Is multivisceral resection in locally advanced gastrointestinal stromal tumours an acceptable strategy?
Although the use of TKIs represents a major advancement in the treatment of GISTs, surgical resection remains the only chance of cure. In studies evaluating the role of imatinib in advanced or metastatic GISTs, complete pathological response was rarely achieved.6 It is likely that TKIs control but fail to eradicate all tumour cells. Complete resection (R0) of disease is possible in low volume disease and confers good survival outcomes even in the absence of adjuvant TKI therapy.14 However, when GISTs are large, they have a tendency to involve multiple viscera, and carry a higher risk of tumour rupture.
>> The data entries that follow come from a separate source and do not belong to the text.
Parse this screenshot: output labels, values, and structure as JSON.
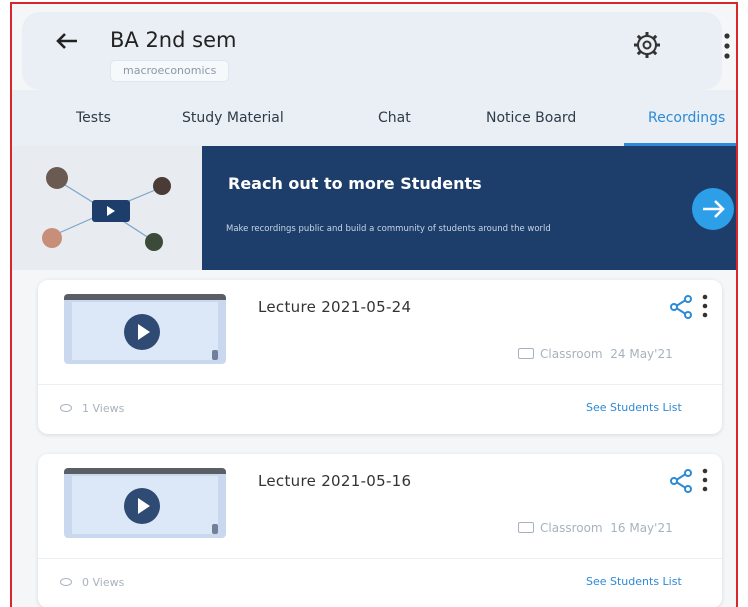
{
  "header": {
    "title": "BA 2nd sem",
    "subject_chip": "macroeconomics",
    "icons": [
      "back-arrow-icon",
      "gear-icon",
      "more-vertical-icon"
    ]
  },
  "tabs": [
    {
      "label": "Tests",
      "active": false
    },
    {
      "label": "Study Material",
      "active": false
    },
    {
      "label": "Chat",
      "active": false
    },
    {
      "label": "Notice Board",
      "active": false
    },
    {
      "label": "Recordings",
      "active": true
    }
  ],
  "banner": {
    "title": "Reach out to more Students",
    "subtitle": "Make recordings public and build a community of students around the world"
  },
  "recordings": [
    {
      "title": "Lecture 2021-05-24",
      "classroom_label": "Classroom",
      "date": "24 May'21",
      "views": "1 Views",
      "students_link": "See Students List"
    },
    {
      "title": "Lecture 2021-05-16",
      "classroom_label": "Classroom",
      "date": "16 May'21",
      "views": "0 Views",
      "students_link": "See Students List"
    }
  ],
  "colors": {
    "accent": "#2d8ad6",
    "banner_bg": "#1d3d6a",
    "header_bg": "#e9eff5",
    "frame_border": "#d9262b"
  }
}
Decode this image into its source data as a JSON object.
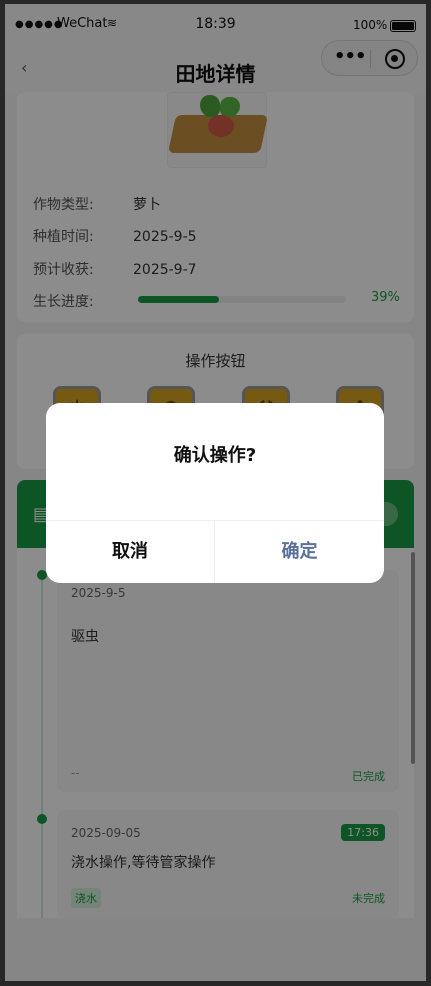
{
  "status_bar": {
    "signal": "●●●●●",
    "carrier": "WeChat",
    "wifi": "≋",
    "time": "18:39",
    "battery": "100%"
  },
  "nav": {
    "back": "‹",
    "title": "田地详情",
    "capsule_more": "•••"
  },
  "field": {
    "crop_type_label": "作物类型:",
    "crop_type": "萝卜",
    "plant_time_label": "种植时间:",
    "plant_time": "2025-9-5",
    "harvest_label": "预计收获:",
    "harvest": "2025-9-7",
    "progress_label": "生长进度:",
    "progress_value": 0.39,
    "progress_text": "39%"
  },
  "operations": {
    "title": "操作按钮"
  },
  "logs": [
    {
      "date": "2025-9-5",
      "desc": "驱虫",
      "dash": "--",
      "status": "已完成"
    },
    {
      "date": "2025-09-05",
      "time": "17:36",
      "desc": "浇水操作,等待管家操作",
      "tag": "浇水",
      "status": "未完成"
    }
  ],
  "modal": {
    "title": "确认操作?",
    "cancel": "取消",
    "confirm": "确定"
  },
  "colors": {
    "accent": "#1a9b46",
    "confirm_text": "#5b6f9c",
    "operation_button": "#d9a520"
  }
}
In addition, size has been shown to be an independent predictor of poor outcome.15
Multivisceral resection (MVR) to achieve complete cytoreduction is an acceptable strategy in the management of large gastric, colo‐rectal and various gastrointestinal tumours.16 In the pre‐imatinib era, locally advanced GISTs were primarily resected, MVR was common, and majority were removed with clear margins.14 Given the tremendous success of imatinib in unresectable or metastatic GISTs with up to 80% of patients achieving partial response or stable disease,6 some authors proposed the use of neoadjuvant TKI to downsize locally advanced GISTs as a strategy to decrease the morbidity of MVR and reduce the risk of tumour rupture or positive margins.11 However, there are no randomized trials comparing the efficacy of neoadjuvant TKI therapy followed by surgery with upfront surgery for locally advanced GIST. Therefore, we sought to determine if upfront MVR is a reasonable strategy for the management of locally advanced GIST in our population.